The goal of director Rob Marshall and his artisan team was to balance reality and fantasy in “Into the Woods.” In talking with Variety about the Stephen Sondheim-James Lapine tuner, he pointed out that films have a three-act structure, but the project’s stage origins dictated two distinct parts, which required different looks. He added that a lot of decisions were determined by the budget of $50 million and the schedule, which he said were modest for such an elaborate, complex musical. He gave a lot of credit to the crafts team, many of whom had collaborated on his previous films.
Cinematography, Dion Beebe
“He is a painter of light and motion — an artist of the highest degree. We shot in 55 days, a short schedule for something like this, so we had to come in prepared. He was there all during rehearsals. The first part (of the film) is all about individuals; the second part is about coming together in the community. We were looking to create a different world, a post-destruction world and we decided to do that with smoke, fog and haze. And in the first part, the pre-destruction woods, everything had a roundness. In the post-destruction woods, it was all sharp angles; we wanted it to look like a different world. Personally, Dion has the perfect dynamic: He does his work without fuss, and he uses a lot of humor.
Editing, Wyatt Smith
“Wyatt understands how to look like he was never there. That’s what a great editor does: He lets the story and the musicality come to life, so the audience is never aware of cutting. That’s the highest compliment, that it feels fluid. The opening number is 16 minutes long, a prologue; it was important to have a sense of fluidity, moving from song to dialog and back again, and the audience shouldn’t notice that. Wyatt comes from musicvideos so his music skills are extraordinary. When Wyatt, (producer) John DeLuca and I were in the editing room, Wyatt had the patience of God. I’m relentless about performance, I have to get the best take from each actor. I have to see everything, and you’re hunting for special moments. Many times I was aware when it was happening while filming and I would say ‘That’s the take.’ But many times it’s something you discover while editing, little mistakes and surprises.”
Costume design, Colleen Atwood
“She uses inspiration from everywhere. This is a cross-cutting of many different stories, so we wanted a potpourri of periods, times and places, which you can do with a piece like this. Jack’s costume was inspired by an African design; Cinderella is very medieval. Little Red Riding Hood and the Wolf, that’s all inspired by the ’40s; Johnny (Depp) was very involved in the look, and he was interested in Tex Avery cartoons, where the Wolf was in a zoot suit. What’s amazing about Colleen’s work is the layers of her pieces, and she finds and what catches the light. She worked closely with Dion Beebe to make sure everything was connected. She also understands movement. When John De Luca and I were are creating the staging, there’s a physicality that she understands.”

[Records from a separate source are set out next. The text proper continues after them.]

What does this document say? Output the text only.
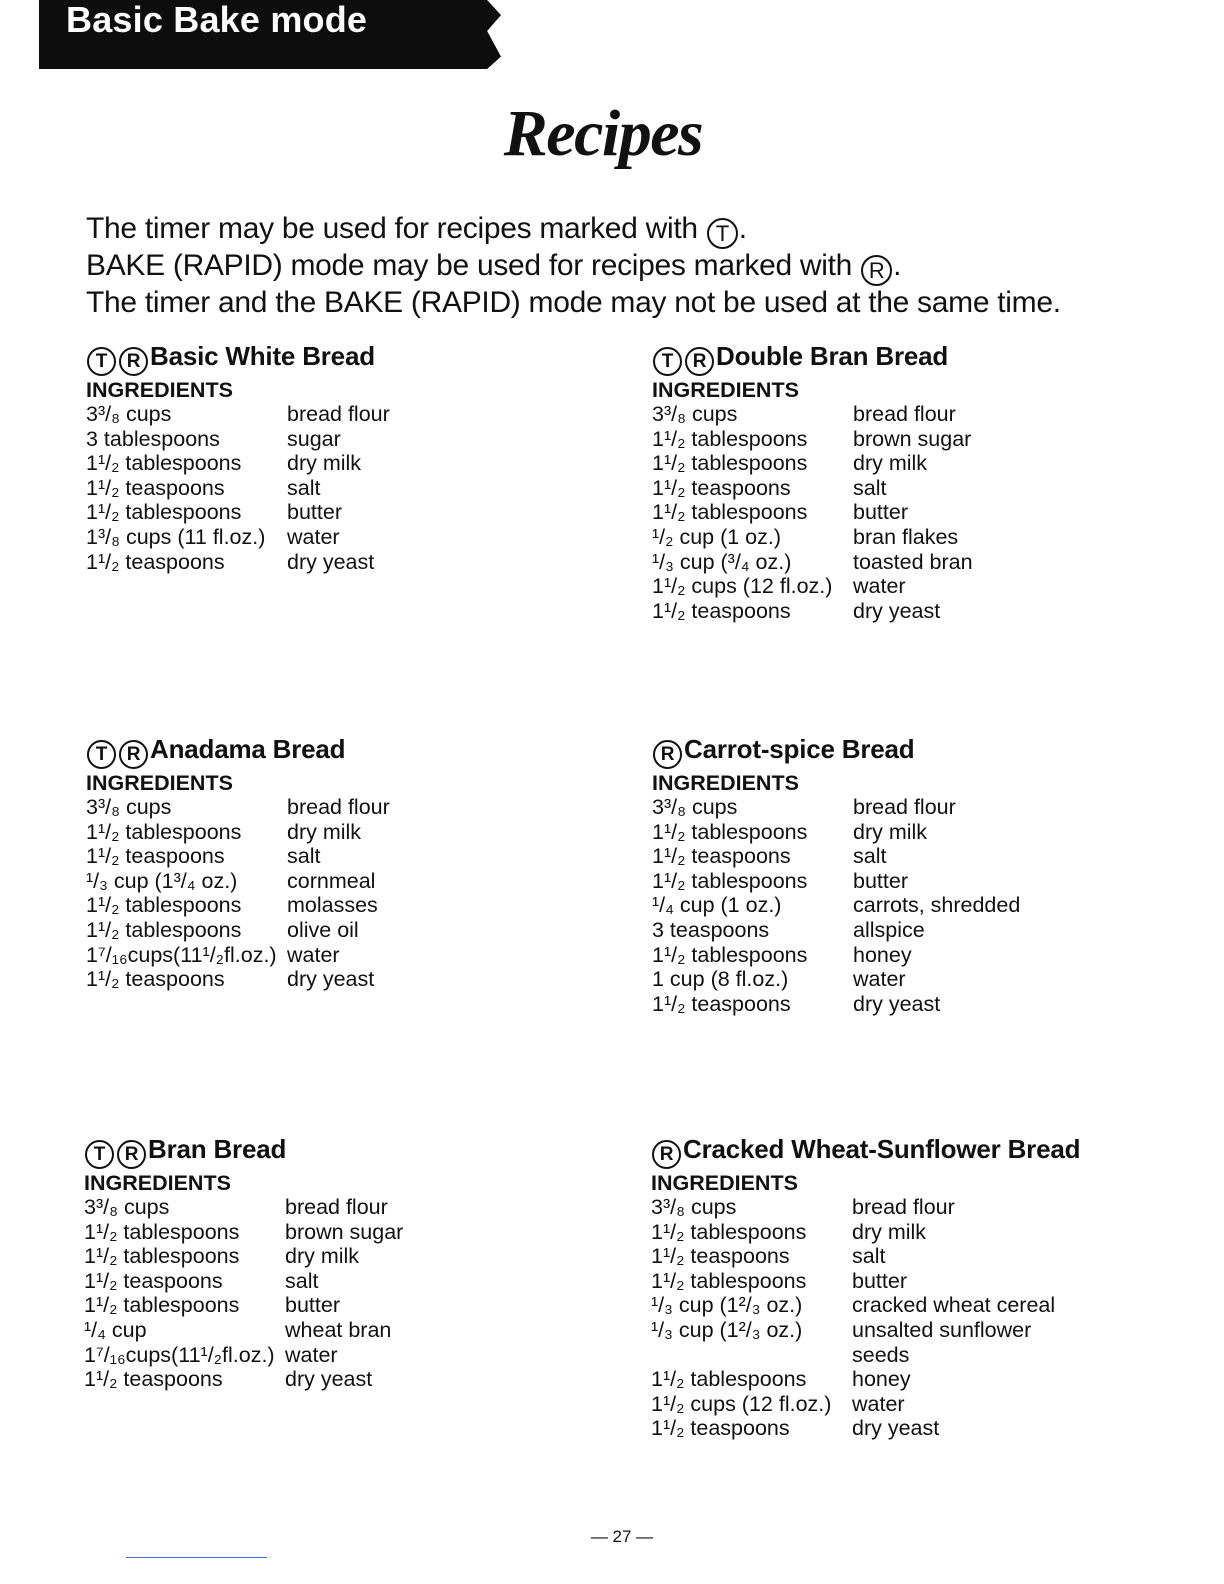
Basic Bake mode
Recipes
The timer may be used for recipes marked with T .
BAKE (RAPID) mode may be used for recipes marked with R .
The timer and the BAKE (RAPID) mode may not be used at the same time.
T R Basic White Bread
INGREDIENTS
3³/₈ cups	bread flour
3 tablespoons	sugar
1¹/₂ tablespoons	dry milk
1¹/₂ teaspoons	salt
1¹/₂ tablespoons	butter
1³/₈ cups (11 fl.oz.)	water
1¹/₂ teaspoons	dry yeast
T R Double Bran Bread
INGREDIENTS
3³/₈ cups	bread flour
1¹/₂ tablespoons	brown sugar
1¹/₂ tablespoons	dry milk
1¹/₂ teaspoons	salt
1¹/₂ tablespoons	butter
¹/₂ cup (1 oz.)	bran flakes
¹/₃ cup (³/₄ oz.)	toasted bran
1¹/₂ cups (12 fl.oz.) water
1¹/₂ teaspoons	dry yeast
T R Anadama Bread
INGREDIENTS
3³/₈ cups	bread flour
1¹/₂ tablespoons	dry milk
1¹/₂ teaspoons	salt
¹/₃ cup (1³/₄ oz.)	cornmeal
1¹/₂ tablespoons	molasses
1¹/₂ tablespoons	olive oil
1⁷/₁₆cups(11¹/₂fl.oz.) water
1¹/₂ teaspoons	dry yeast
R Carrot-spice Bread
INGREDIENTS
3³/₈ cups	bread flour
1¹/₂ tablespoons	dry milk
1¹/₂ teaspoons	salt
1¹/₂ tablespoons	butter
¹/₄ cup (1 oz.)	carrots, shredded
3 teaspoons	allspice
1¹/₂ tablespoons	honey
1 cup (8 fl.oz.)	water
1¹/₂ teaspoons	dry yeast
T R Bran Bread
INGREDIENTS
3³/₈ cups	bread flour
1¹/₂ tablespoons	brown sugar
1¹/₂ tablespoons	dry milk
1¹/₂ teaspoons	salt
1¹/₂ tablespoons	butter
¹/₄ cup	wheat bran
1⁷/₁₆cups(11¹/₂fl.oz.) water
1¹/₂ teaspoons	dry yeast
R Cracked Wheat-Sunflower Bread
INGREDIENTS
3³/₈ cups	bread flour
1¹/₂ tablespoons	dry milk
1¹/₂ teaspoons	salt
1¹/₂ tablespoons	butter
¹/₃ cup (1²/₃ oz.)	cracked wheat cereal
¹/₃ cup (1²/₃ oz.)	unsalted sunflower
seeds
1¹/₂ tablespoons	honey
1¹/₂ cups (12 fl.oz.) water
1¹/₂ teaspoons	dry yeast
— 27 —
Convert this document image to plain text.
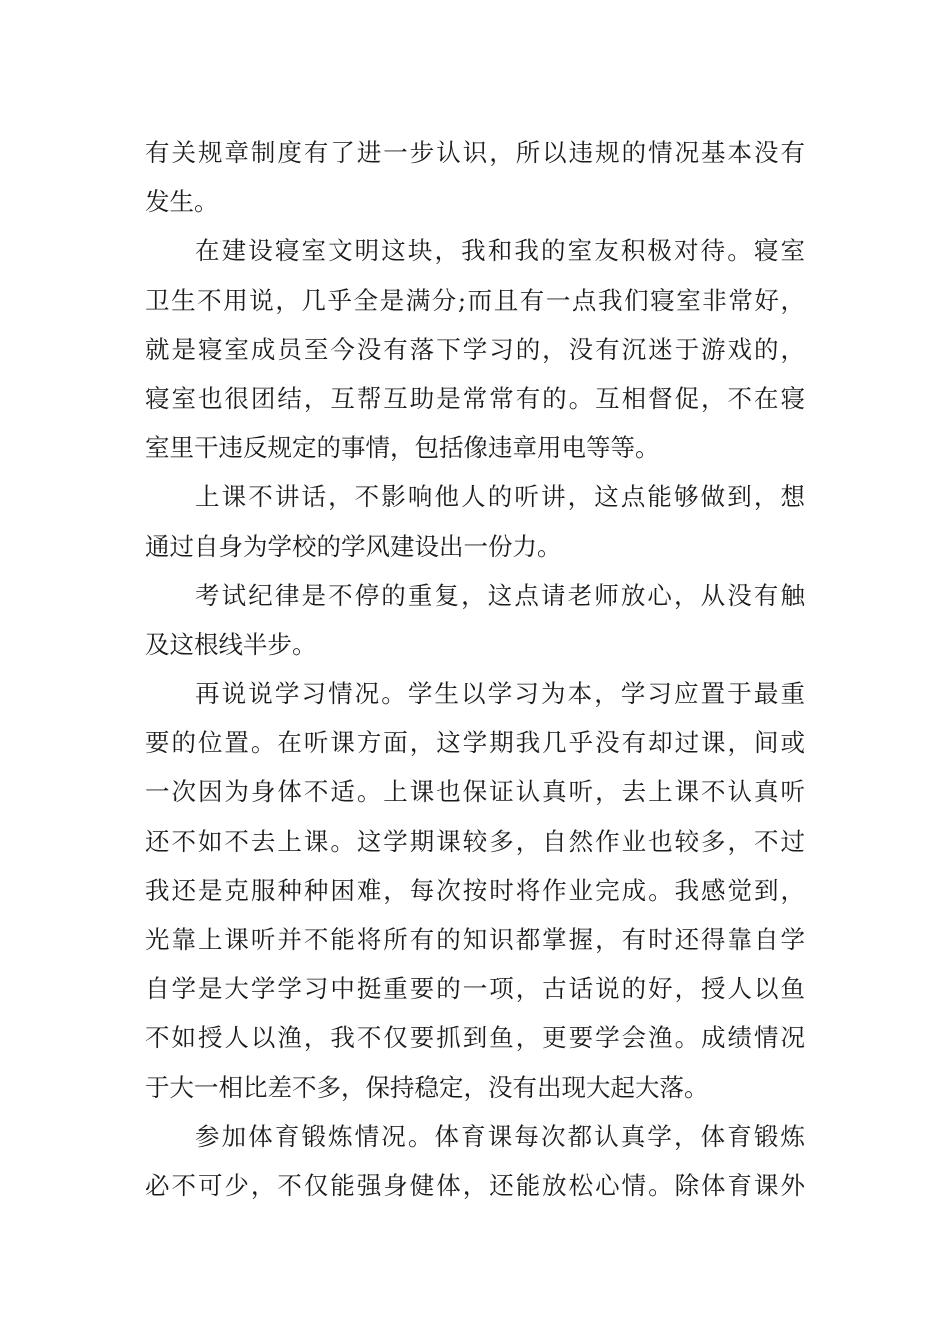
有关规章制度有了进一步认识，所以违规的情况基本没有
发生。
在建设寝室文明这块，我和我的室友积极对待。寝室
卫生不用说，几乎全是满分;而且有一点我们寝室非常好，
就是寝室成员至今没有落下学习的，没有沉迷于游戏的，
寝室也很团结，互帮互助是常常有的。互相督促，不在寝
室里干违反规定的事情，包括像违章用电等等。
上课不讲话，不影响他人的听讲，这点能够做到，想
通过自身为学校的学风建设出一份力。
考试纪律是不停的重复，这点请老师放心，从没有触
及这根线半步。
再说说学习情况。学生以学习为本，学习应置于最重
要的位置。在听课方面，这学期我几乎没有却过课，间或
一次因为身体不适。上课也保证认真听，去上课不认真听
还不如不去上课。这学期课较多，自然作业也较多，不过
我还是克服种种困难，每次按时将作业完成。我感觉到，
光靠上课听并不能将所有的知识都掌握，有时还得靠自学
自学是大学学习中挺重要的一项，古话说的好，授人以鱼
不如授人以渔，我不仅要抓到鱼，更要学会渔。成绩情况
于大一相比差不多，保持稳定，没有出现大起大落。
参加体育锻炼情况。体育课每次都认真学，体育锻炼
必不可少，不仅能强身健体，还能放松心情。除体育课外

Production design, Dennis Gassner
“I wanted there to be a sense of fantasy, but rooted in reality. You are asked to care for them as the piece gets more real, and that only works if you believe them. So it was a wonderful balancing act. Our woods are a combination of real woods and stage woods. Granny’s tree is a real tree, for example, and we combined that with our sets. Our big set at Shepperton studios was our woods set, and then we also destroyed it (for the later scenes). The integration between real and stylized woods was a big challenge; a lot of that was bringing real elements into the fantasy space; that integration was really complicated. We tried to always give as much variety as possible, even to the woods. It would feel monotonous if the audience feels like they’re in the same space. We were lucky to find that waterfall for ‘Agony,’ for example. It was a man-made waterfall from the ’30s that I found online.”